In the preamble to the Exemption, the DOL concluded that its prior reasoning in the Deseret Letter was incorrect and that a recommendation to liquidate securities held in a Plan account, take a distribution, and roll those assets over to an IRA involves a recommendation described in the first prong of the five-part test. In reaching its conclusion, the DOL stated that "[a] recommendation to roll assets out of a Plan is necessarily a recommendation to liquidate or transfer the Plan's property interest in the affected assets, the participant's associated property interest in the Plan investments, and the fiduciary oversight structure that applies to the assets. Typically, the assets, fees, asset management structure, investment options, and investment service options all change with the decision to roll money out of the Plan." The DOL also pointed to the fact that "...a distribution recommendation commonly involves either advice to change specific investments in the Plan or to change fees and services directly affecting the return on those investments..." Therefore, in its view, the firms and their representatives should apply the above-described five-part test. Notably, the factors to which the DOL pointed are strikingly similar to those which the Securities and Exchange Commission (SEC) pointed out when it concluded that account recommendations, which include recommendations to rollover from a Plan to an IRA, should be subject to the requirements of Regulation Best Interest (Reg BI).

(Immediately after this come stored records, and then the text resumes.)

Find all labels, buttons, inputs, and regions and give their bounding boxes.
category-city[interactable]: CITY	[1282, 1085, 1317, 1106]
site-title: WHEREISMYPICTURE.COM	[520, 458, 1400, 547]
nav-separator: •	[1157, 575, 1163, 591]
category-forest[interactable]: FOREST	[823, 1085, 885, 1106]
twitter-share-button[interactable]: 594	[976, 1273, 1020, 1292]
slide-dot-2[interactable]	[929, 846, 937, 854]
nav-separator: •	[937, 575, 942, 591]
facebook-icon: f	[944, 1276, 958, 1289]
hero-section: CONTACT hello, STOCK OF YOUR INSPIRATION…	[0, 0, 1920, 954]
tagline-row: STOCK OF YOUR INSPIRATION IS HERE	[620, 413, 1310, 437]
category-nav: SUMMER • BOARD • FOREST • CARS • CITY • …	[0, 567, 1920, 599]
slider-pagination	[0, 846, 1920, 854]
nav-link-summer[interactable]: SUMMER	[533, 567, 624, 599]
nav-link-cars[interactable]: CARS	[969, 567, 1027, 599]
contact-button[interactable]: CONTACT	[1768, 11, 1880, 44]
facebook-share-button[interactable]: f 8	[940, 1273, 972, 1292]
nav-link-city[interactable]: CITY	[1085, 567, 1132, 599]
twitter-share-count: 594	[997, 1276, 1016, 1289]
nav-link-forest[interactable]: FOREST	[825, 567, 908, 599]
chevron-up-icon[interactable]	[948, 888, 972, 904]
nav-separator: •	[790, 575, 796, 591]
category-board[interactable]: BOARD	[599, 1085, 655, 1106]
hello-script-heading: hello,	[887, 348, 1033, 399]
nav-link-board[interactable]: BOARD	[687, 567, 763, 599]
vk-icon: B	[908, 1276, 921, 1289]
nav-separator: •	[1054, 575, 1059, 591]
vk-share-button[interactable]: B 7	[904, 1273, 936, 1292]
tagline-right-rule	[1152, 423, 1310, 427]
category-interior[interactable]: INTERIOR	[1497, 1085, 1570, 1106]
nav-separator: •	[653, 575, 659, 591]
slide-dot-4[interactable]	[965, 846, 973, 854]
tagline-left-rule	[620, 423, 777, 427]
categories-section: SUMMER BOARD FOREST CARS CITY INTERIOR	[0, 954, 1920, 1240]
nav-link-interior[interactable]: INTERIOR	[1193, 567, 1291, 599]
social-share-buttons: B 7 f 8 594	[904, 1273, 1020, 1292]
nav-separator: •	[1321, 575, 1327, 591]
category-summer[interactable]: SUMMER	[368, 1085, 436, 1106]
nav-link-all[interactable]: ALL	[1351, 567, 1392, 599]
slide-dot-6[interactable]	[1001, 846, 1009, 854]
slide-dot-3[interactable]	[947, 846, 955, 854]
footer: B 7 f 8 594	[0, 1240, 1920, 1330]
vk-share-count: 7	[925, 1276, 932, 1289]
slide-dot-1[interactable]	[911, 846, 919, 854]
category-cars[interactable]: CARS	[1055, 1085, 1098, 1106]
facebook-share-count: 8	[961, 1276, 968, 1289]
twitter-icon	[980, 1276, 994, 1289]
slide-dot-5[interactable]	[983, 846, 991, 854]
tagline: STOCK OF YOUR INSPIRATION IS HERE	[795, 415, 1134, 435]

In addition, the DOL in the preamble provides guidance on how it interpreted several parts of the five-part test. Traditionally, based on the language in the regulation, firms and their representatives could often reach the conclusion that one or more of the prongs of the five-part test would not be met. In applying the DOL's guidance, many financial services firms and their representatives concluded that even if they made recommendations to buy or sell securities or other property, they did not do so (1) on a regular basis (for example, the advice was provided on a one-time or sporadic basis), or (2) pursuant to a mutual understanding that the firm and representative provides investment advice (for example, the account agreement specifically states that no investment advice will be provided). Additionally, the firms and their representatives may take the position that any advice they provide is not the "primary basis" for the investment decisions made by the Plan participant or IRA owner. At bottom, the preamble to the Exemption provides language that suggests a firm and its representatives may have more difficulty taking those positions.

With regard to the "regular basis" part of the test, the DOL stated that while a recommendation to take a distribution and rollover to an IRA or another account may be a one-time transaction that does not give rise to recommendations on a "regular basis," such recommendations "...can occur as part of an ongoing relationship or an anticipated ongoing relationship that an individual enjoys with his or her advice provider." Thus, for example, if a person is a fiduciary to the Plan participant with regard to investing Plan account assets and then recommends a rollover distribution, the person likely will provide advice in connection with that rollover recommendation. Furthermore, the DOL went on to state that

...advice to roll assets out of the Plan into an IRA where the advice provider will be regularly giving financial advice regarding the IRA in the course of a more lengthy financial relationship would be the start of an advice relationship that satisfies the "regular basis" requirement.